Dr. Katherine Talcott discusses baseline factors—CST thickness, hemoglobin A1C, and baseline vision—and their effects on DME resolution.
Katherine Talcott, MD, sat down to discuss how baseline factors affect diabetic macular edema (DME) resolution. This study was conducted using VIVID/VISTA data sets to assess baseline vision, CST thickness, and hemoglobin A1C.
Dr. Talcott is retina specialist at the Cole Eye Institute at the Cleveland Clinic.
Katherine Talcott, MD: One of the things that we're interested in as retina specialists looking into is diabetic macular edema and trying to see sort of what baseline risk factors are associated with how quickly the edema gets better if you treat it.
So one of the ways in which we sort of looked at this is by utilizing the VIVID and VISTA data sets where patients were either treated without anything, with laser, or anti-VEGF treatment. And we try to sort of see if there were any baseline characteristics that were associated with faster rate of clearance of the diabetic macular edema.
One of the things in particular that we were interested in is if the degree of diabetic retinopathy severity was associated with how fast patients clear their edema. But we also looked at sort of other baseline characteristics, including baseline vision, how thick or how large, the CST was on the OCT and what the hemoglobin A1C was.
We utilized the VIVID and VISTA data set to be able to sort of examine these risk factors, and I think the results that we found were somewhat interesting. Patients who had thicker CSTs at baseline took longer to sort of clear their edema, which sort of makes sense, because if there's more fluid there, it takes a little longer to clear.
We also looked at baseline vision. Patients who had better vision actually took longer to clear their edema, which is interesting. I think we can sort of speculate why that might be the case, maybe their edema sort of existed for longer than patients who had worse vision and thus took a little longer to clear, but I think that was sort of a curious finding that we found.
One of the things that we were really interested in is to see if baseline diabetic retinopathy severity would affect sort of how quickly swelling cleared, and it didn't at all. It wasn't associated with that.
We normally sort of think about diabetic retinopathy severity and diabetic macular edema as sort of being sort of separate entities that aren’t related; the results that we found sort of go along with that, that they are—that they are separate.
We're also interested in sort of how well a patient's diabetes is controlled so looking at their A1C, if it affects how quickly their edema is cleared. And there was no association either.
So I think overall, the results that we found are interesting. I think, in particular, the vision findings, and the diabetic retinopathy severity findings are sort of interesting, but I think also help us as clinicians be able to know what to expect, as we begin treating the patients.
Patients who often have diabetes tend to be younger than some of our other retina patients, and often they have a lot of health appointments going on at the same time. So lots of sort of burden on them. But they're often patients who are still working. They're not like our retired patients who have like AMD. And so they want to know if their vision is impaired by macular edema, sort of how fast they're going to be able to see again. If they're not able to drive because of this, how quickly are they able to get back to that?
So I think this gives us some factors that we can look at to sort of prognosticate once we initiate treatment sort of how they're going to do. So I think for us, those are sort of the findings that we found that were interesting and can help us guide patient treatment and patient expectation.

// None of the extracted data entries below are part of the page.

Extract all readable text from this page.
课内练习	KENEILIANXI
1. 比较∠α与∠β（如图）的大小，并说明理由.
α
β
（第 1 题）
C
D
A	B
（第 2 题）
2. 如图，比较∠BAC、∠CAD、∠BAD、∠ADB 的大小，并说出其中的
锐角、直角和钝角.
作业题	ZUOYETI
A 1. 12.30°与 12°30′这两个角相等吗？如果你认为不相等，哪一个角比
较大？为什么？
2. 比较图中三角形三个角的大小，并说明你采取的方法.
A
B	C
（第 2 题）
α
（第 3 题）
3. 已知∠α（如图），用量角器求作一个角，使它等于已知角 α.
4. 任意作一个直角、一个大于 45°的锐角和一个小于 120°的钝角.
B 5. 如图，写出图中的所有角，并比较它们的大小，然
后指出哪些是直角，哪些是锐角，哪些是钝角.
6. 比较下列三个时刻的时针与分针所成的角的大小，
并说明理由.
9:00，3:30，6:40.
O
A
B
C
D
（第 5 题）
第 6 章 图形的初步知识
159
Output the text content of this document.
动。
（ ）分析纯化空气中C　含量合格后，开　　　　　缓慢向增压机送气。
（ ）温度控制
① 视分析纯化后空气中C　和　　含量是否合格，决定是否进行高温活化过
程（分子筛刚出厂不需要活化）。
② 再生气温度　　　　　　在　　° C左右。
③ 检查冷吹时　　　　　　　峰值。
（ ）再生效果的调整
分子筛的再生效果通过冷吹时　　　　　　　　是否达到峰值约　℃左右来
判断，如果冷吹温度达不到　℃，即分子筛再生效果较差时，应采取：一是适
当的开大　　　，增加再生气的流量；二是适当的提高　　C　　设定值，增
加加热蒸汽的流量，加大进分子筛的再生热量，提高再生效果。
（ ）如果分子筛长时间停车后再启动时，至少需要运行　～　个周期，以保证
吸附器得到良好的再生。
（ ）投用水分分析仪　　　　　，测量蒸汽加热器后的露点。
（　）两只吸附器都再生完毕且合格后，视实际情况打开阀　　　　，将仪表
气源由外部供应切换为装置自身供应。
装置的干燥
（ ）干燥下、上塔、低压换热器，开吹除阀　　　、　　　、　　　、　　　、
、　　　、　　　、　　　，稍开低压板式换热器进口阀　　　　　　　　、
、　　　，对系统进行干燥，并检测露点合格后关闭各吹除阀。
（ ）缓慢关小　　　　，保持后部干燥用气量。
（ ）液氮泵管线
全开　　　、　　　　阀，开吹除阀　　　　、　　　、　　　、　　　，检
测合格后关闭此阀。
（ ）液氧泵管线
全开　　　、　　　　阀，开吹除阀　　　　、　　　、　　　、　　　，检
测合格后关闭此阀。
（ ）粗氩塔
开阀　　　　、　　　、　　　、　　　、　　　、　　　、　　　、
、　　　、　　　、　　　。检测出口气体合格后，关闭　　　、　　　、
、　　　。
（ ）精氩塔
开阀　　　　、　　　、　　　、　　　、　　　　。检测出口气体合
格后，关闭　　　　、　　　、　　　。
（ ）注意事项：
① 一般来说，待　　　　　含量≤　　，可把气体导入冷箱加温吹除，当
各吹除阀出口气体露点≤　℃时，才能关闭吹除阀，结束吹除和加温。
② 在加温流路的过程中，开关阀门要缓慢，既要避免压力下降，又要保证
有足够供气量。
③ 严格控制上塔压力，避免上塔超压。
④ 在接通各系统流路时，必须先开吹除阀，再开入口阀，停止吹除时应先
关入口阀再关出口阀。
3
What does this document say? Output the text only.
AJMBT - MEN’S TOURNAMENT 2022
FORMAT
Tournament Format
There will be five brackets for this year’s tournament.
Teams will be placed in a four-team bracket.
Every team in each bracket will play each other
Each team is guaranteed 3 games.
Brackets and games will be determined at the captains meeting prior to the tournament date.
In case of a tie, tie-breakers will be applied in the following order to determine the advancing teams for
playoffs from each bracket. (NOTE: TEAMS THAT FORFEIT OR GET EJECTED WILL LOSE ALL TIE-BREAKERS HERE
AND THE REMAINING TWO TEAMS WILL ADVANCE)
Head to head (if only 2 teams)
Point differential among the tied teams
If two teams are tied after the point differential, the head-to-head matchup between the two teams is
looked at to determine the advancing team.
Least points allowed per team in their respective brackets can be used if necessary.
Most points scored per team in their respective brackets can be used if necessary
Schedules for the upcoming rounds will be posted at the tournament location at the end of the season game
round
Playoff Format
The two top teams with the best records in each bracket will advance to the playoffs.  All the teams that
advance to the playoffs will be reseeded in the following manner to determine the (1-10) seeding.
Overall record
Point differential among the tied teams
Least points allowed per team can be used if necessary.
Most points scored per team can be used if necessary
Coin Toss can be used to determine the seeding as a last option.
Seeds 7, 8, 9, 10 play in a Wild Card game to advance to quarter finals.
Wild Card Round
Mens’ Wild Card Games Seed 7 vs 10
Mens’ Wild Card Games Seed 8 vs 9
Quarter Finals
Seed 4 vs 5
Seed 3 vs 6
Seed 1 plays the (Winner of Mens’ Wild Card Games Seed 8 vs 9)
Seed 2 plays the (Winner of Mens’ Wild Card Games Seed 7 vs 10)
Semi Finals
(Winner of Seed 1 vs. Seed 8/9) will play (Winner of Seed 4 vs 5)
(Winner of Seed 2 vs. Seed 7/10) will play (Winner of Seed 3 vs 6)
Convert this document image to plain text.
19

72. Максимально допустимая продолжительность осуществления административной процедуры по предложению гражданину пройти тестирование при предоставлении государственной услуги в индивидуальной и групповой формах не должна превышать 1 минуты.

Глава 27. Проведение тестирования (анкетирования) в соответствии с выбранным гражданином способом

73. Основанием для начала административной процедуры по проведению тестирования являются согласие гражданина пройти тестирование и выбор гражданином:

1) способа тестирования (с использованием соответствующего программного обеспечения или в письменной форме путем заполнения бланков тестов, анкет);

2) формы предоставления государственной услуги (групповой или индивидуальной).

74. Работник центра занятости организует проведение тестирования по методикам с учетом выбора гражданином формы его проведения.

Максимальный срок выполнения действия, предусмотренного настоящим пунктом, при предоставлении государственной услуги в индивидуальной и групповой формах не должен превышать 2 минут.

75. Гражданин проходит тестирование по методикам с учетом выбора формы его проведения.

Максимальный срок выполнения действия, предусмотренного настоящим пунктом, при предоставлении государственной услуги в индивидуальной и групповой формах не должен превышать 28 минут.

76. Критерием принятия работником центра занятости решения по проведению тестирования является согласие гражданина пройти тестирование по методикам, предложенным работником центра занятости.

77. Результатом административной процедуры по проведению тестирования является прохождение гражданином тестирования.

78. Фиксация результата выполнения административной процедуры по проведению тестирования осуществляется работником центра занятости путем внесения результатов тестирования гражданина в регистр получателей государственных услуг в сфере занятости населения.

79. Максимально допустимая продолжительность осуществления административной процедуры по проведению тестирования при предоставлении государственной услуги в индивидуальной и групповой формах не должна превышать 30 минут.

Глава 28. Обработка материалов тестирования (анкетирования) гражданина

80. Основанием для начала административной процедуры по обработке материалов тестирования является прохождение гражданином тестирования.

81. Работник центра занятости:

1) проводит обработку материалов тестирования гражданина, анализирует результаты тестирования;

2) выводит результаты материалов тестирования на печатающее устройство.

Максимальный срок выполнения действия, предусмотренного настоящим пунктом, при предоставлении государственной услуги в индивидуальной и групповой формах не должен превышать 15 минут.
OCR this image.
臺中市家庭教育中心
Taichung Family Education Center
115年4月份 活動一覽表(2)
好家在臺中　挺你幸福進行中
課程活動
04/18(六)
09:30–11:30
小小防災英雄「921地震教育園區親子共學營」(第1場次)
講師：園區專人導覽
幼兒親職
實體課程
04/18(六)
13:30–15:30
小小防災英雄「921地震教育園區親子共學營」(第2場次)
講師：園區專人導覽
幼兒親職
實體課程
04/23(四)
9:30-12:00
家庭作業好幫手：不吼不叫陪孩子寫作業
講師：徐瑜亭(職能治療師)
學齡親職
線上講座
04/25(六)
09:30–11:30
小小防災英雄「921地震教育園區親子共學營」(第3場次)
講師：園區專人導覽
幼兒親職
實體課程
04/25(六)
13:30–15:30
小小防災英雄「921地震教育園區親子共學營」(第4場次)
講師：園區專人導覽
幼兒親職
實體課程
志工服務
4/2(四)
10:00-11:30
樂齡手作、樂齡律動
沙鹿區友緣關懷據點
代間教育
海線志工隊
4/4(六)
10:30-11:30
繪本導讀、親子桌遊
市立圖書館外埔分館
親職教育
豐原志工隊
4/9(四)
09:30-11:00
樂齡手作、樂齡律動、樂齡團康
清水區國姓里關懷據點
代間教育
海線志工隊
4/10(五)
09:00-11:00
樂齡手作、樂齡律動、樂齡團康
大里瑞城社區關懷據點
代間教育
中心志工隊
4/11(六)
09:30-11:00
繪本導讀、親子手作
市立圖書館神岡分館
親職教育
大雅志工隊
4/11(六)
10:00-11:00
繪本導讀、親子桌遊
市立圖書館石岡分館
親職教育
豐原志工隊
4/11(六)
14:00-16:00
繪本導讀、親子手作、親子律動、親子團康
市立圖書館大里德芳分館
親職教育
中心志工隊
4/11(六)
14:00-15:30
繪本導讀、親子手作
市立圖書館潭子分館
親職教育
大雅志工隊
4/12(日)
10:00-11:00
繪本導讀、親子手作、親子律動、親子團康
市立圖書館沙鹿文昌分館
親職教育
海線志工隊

One of the things that's interesting to us is we looked at anti-VEGF treatment and how this is correlated with baseline factors. One of the correlates that might be interesting to look at is looking at patients who were treated with steroids for diabetic macular edema and seeing if we found sort of any different findings. That might be able to tell us—because anti-VEGF treatment is sort of impacting a more VEGF-dependent disease, but do we see the same findings with steroids or not? I think that's one of the next steps that would be sort of interesting for this project.
Note: This transcript has been lightly edited for clarity.